A new service for mums, dads and families with new babies in St Helens08.01.24 - Merseyside
Parents in St Helens can access a Building Attachment and Bonds Service (BABS) in the area for the first time as part of Mersey Care NHS Foundation Trust’s early years support for children and families.
BABS, jointly funded by the Merseyside Violence Reduction Partnership and St Helens Council, provides support to vulnerable families, women and birthing partners who are pregnant and in the early weeks after the baby is born.
“In BABS we believe relationships are everything and the most important relationship is between parent and child, we need to support our vulnerable families in the community,” explained Dr Lisa Marsland, Mersey Care’s Consultant Clinical Psychologist.
“Most people want to be the best possible parent they can be to their baby, but life is hard for many families and sadly things get in the way. We can support parents to separate out their own past parenting experience, issues and struggles from their relationship with their baby so they can be the parent they want to be.”
BABS offers therapy and support, for pregnant women, new parents and partners, who struggle with their emotional wellbeing, or other vulnerabilities, and have concerns about their bonding and relationship with their baby. Sessions may take place in the family home or in the local Family Hubs in the community.
The service is open to pregnant women and birthing partners who struggle with their emotional wellbeing, other vulnerabilities such as the loss of parent, addiction, domestic violence or leaving the care system, and may find things hard. More than 70 percent of families have experience of these adverse life experiences and BABS’ interventions have had a positive impact on relationships and child development.
Merseyside’s Police Commissioner Emily Spurrell, who oversees the Merseyside Violence Reduction Partnership, said: “There is clear evidence that the first 1,001 days of a child’s life are critical to their development, wellbeing, and life chances.
“That’s why the Merseyside Violence Reduction Partnership works closely with our partners to act early to support the most vulnerable families in our communities, even while a woman is pregnant. The BABS service has already been shown to make a difference in Sefton and Knowsley, so I am delighted we are now able to roll this critical service out in St Helens.
“Through this service, we are focused on supporting parents to build secure, loving, strong family units which are empowered to tackle and overcome negative life experiences to build brighter futures.”

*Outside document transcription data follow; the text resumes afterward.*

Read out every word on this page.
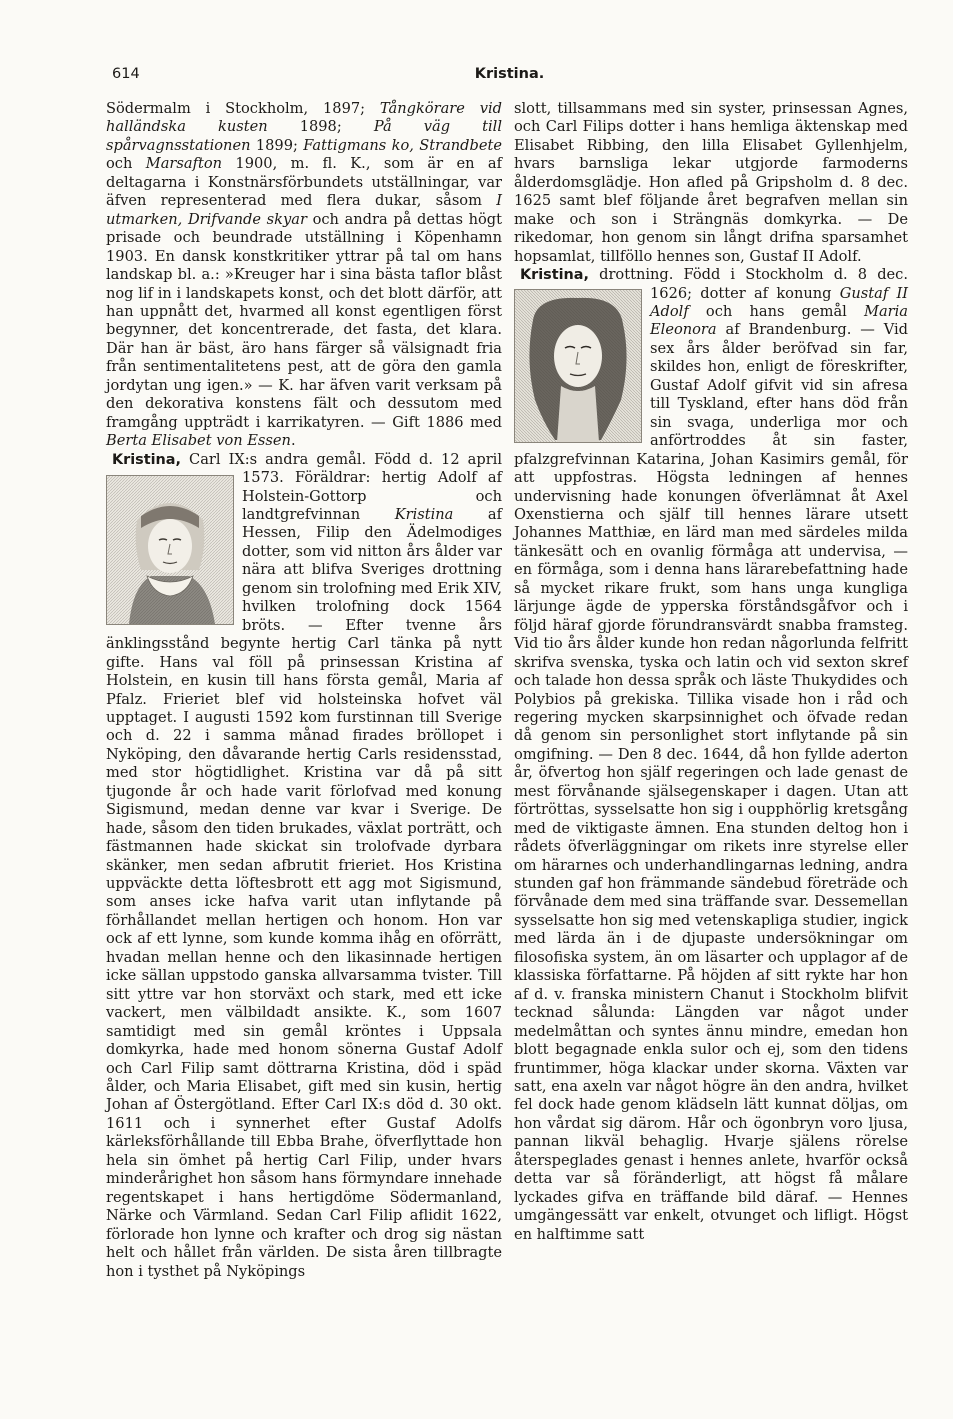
614	Kristina.

Södermalm i Stockholm, 1897; Tångkörare vid halländska kusten 1898; På väg till spårvagnsstationen 1899; Fattigmans ko, Strandbete och Marsafton 1900, m. fl. K., som är en af deltagarna i Konstnärsförbundets utställningar, var äfven representerad med flera dukar, såsom I utmarken, Drifvande skyar och andra på dettas högt prisade och beundrade utställning i Köpenhamn 1903. En dansk konstkritiker yttrar på tal om hans landskap bl. a.: »Kreuger har i sina bästa taflor blåst nog lif in i landskapets konst, och det blott därför, att han uppnått det, hvarmed all konst egentligen först begynner, det koncentrerade, det fasta, det klara. Där han är bäst, äro hans färger så välsignadt fria från sentimentalitetens pest, att de göra den gamla jordytan ung igen.» — K. har äfven varit verksam på den dekorativa konstens fält och dessutom med framgång uppträdt i karrikatyren. — Gift 1886 med Berta Elisabet von Essen.

Kristina, Carl IX:s andra gemål. Född d. 12 april 1573. Föräldrar: hertig
Adolf af Holstein-Gottorp och landtgrefvinnan Kristina af Hessen, Filip den Ädelmodiges dotter, som vid nitton års ålder var nära att blifva Sveriges drottning genom sin trolofning med Erik XIV, hvilken trolofning dock 1564 bröts. — Efter tvenne års änklingsstånd begynte hertig Carl tänka på nytt gifte. Hans val föll på prinsessan Kristina af Holstein, en kusin till hans första gemål, Maria af Pfalz. Frieriet blef vid holsteinska hofvet väl upptaget. I augusti 1592 kom furstinnan till Sverige och d. 22 i samma månad firades bröllopet i Nyköping, den dåvarande hertig Carls residensstad, med stor högtidlighet. Kristina var då på sitt tjugonde år och hade varit förlofvad med konung Sigismund, medan denne var kvar i Sverige. De hade, såsom den tiden brukades, växlat porträtt, och fästmannen hade skickat sin trolofvade dyrbara skänker, men sedan afbrutit frieriet. Hos Kristina uppväckte detta löftesbrott ett agg mot Sigismund, som anses icke hafva varit utan inflytande på förhållandet mellan hertigen och honom. Hon var ock af ett lynne, som kunde komma ihåg en oförrätt, hvadan mellan henne och den likasinnade hertigen icke sällan uppstodo ganska allvarsamma tvister. Till sitt yttre var hon storväxt och stark, med ett icke vackert, men välbildadt ansikte. K., som 1607 samtidigt med sin gemål kröntes i Uppsala domkyrka, hade med honom sönerna Gustaf Adolf och Carl Filip samt döttrarna Kristina, död i späd ålder, och Maria Elisabet, gift med sin kusin, hertig Johan af Östergötland. Efter Carl IX:s död d. 30 okt. 1611 och i synnerhet efter Gustaf Adolfs kärleksförhållande till Ebba Brahe, öfverflyttade hon hela sin ömhet på hertig Carl Filip, under hvars minderårighet hon såsom hans förmyndare innehade regentskapet i hans hertigdöme Södermanland, Närke och Värmland. Sedan Carl Filip aflidit 1622, förlorade hon lynne och krafter och drog sig nästan helt och hållet från världen. De sista åren tillbragte hon i tysthet på Nyköpings

slott, tillsammans med sin syster, prinsessan Agnes, och Carl Filips dotter i hans hemliga äktenskap med Elisabet Ribbing, den lilla Elisabet Gyllenhjelm, hvars barnsliga lekar utgjorde farmoderns ålderdomsglädje. Hon afled på Gripsholm d. 8 dec. 1625 samt blef följande året begrafven mellan sin make och son i Strängnäs domkyrka. — De rikedomar, hon genom sin långt drifna sparsamhet hopsamlat, tillföllo hennes son, Gustaf II Adolf.

Kristina, drottning. Född i Stockholm d. 8 dec. 1626; dotter af konung
Gustaf II Adolf och hans gemål Maria Eleonora af Brandenburg. — Vid sex års ålder beröfvad sin far, skildes hon, enligt de föreskrifter, Gustaf Adolf gifvit vid sin afresa till Tyskland, efter hans död från sin svaga, underliga mor och anförtroddes åt sin faster, pfalzgrefvinnan Katarina, Johan Kasimirs gemål, för att uppfostras. Högsta ledningen af hennes undervisning hade konungen öfverlämnat åt Axel Oxenstierna och själf till hennes lärare utsett Johannes Matthiæ, en lärd man med särdeles milda tänkesätt och en ovanlig förmåga att undervisa, — en förmåga, som i denna hans lärarebefattning hade så mycket rikare frukt, som hans unga kungliga lärjunge ägde de ypperska förståndsgåfvor och i följd häraf gjorde förundransvärdt snabba framsteg. Vid tio års ålder kunde hon redan någorlunda felfritt skrifva svenska, tyska och latin och vid sexton skref och talade hon dessa språk och läste Thukydides och Polybios på grekiska. Tillika visade hon i råd och regering mycken skarpsinnighet och öfvade redan då genom sin personlighet stort inflytande på sin omgifning. — Den 8 dec. 1644, då hon fyllde aderton år, öfvertog hon själf regeringen och lade genast de mest förvånande själsegenskaper i dagen. Utan att förtröttas, sysselsatte hon sig i oupphörlig kretsgång med de viktigaste ämnen. Ena stunden deltog hon i rådets öfverläggningar om rikets inre styrelse eller om härarnes och underhandlingarnas ledning, andra stunden gaf hon främmande sändebud företräde och förvånade dem med sina träffande svar. Dessemellan sysselsatte hon sig med vetenskapliga studier, ingick med lärda än i de djupaste undersökningar om filosofiska system, än om läsarter och upplagor af de klassiska författarne. På höjden af sitt rykte har hon af d. v. franska ministern Chanut i Stockholm blifvit tecknad sålunda: Längden var något under medelmåttan och syntes ännu mindre, emedan hon blott begagnade enkla sulor och ej, som den tidens fruntimmer, höga klackar under skorna. Växten var satt, ena axeln var något högre än den andra, hvilket fel dock hade genom klädseln lätt kunnat döljas, om hon vårdat sig därom. Hår och ögonbryn voro ljusa, pannan likväl behaglig. Hvarje själens rörelse återspeglades genast i hennes anlete, hvarför också detta var så föränderligt, att högst få målare lyckades gifva en träffande bild däraf. — Hennes umgängessätt var enkelt, otvunget och lifligt. Högst en halftimme satt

Councillor Nova Charlton, St Helens Borough Council’s Cabinet Member for Children and Young People, said: “Our council-run family hubs and children’s centres are the perfect environment for parents to build relationships with their babies and young children. Having attended a number of events and activities recently, it’s heartening to see first hand the strong bonds that come out of them.
“Being part of the BABS service will help even more parents, who may not have had the best of experiences in the past, develop that special bond with their children and help us as a council achieve our main priority of ensuring all children and young people have a positive start in life.”
More information about St Helens’ BABS service can be found by speaking to your GP, midwife, early help worker or any other professional who is supporting you. They will be able to refer you to Mersey Care’s services if they think we can help.
An initial home visit will take place within four weeks of the referral being accepted. Mersey Care welcome telephone enquiries to discuss suitability prior to referral on 0151 351 8801, while referrals can be sent to [email protected]
Mersey Care also offers specialist parent infant mental health training and consultation to multi-agency professionals locally, in addition to the clinical support they provide for families.
Mersey Care also has BABS teams in Knowsley, Halton and Sefton.
What is the Merseyside Violence Reduction Partnership?
In total, 20 Violence Reduction Units (VRUs) have been established across England and Wales to help deliver the Government’s Serious Violence Strategy to tackle knife and gun crime and homicide.
Police and Crime Commissioners lead on commissioning these multi-agency units in their areas, bringing together strategic partners to deliver system-wide interventions to prevent and reduce crime.
In Merseyside, we renamed our unit to the Merseyside Violence Reduction Partnership (VRP) because we believe the word ‘partnership’ reflects the way we work and approach this challenge.
The VRP brings together Merseyside Police, Merseyside Fire and Rescue, local government, National Probation Service and the county’s Youth Offending Service, health and education professionals, community leaders and other key partners.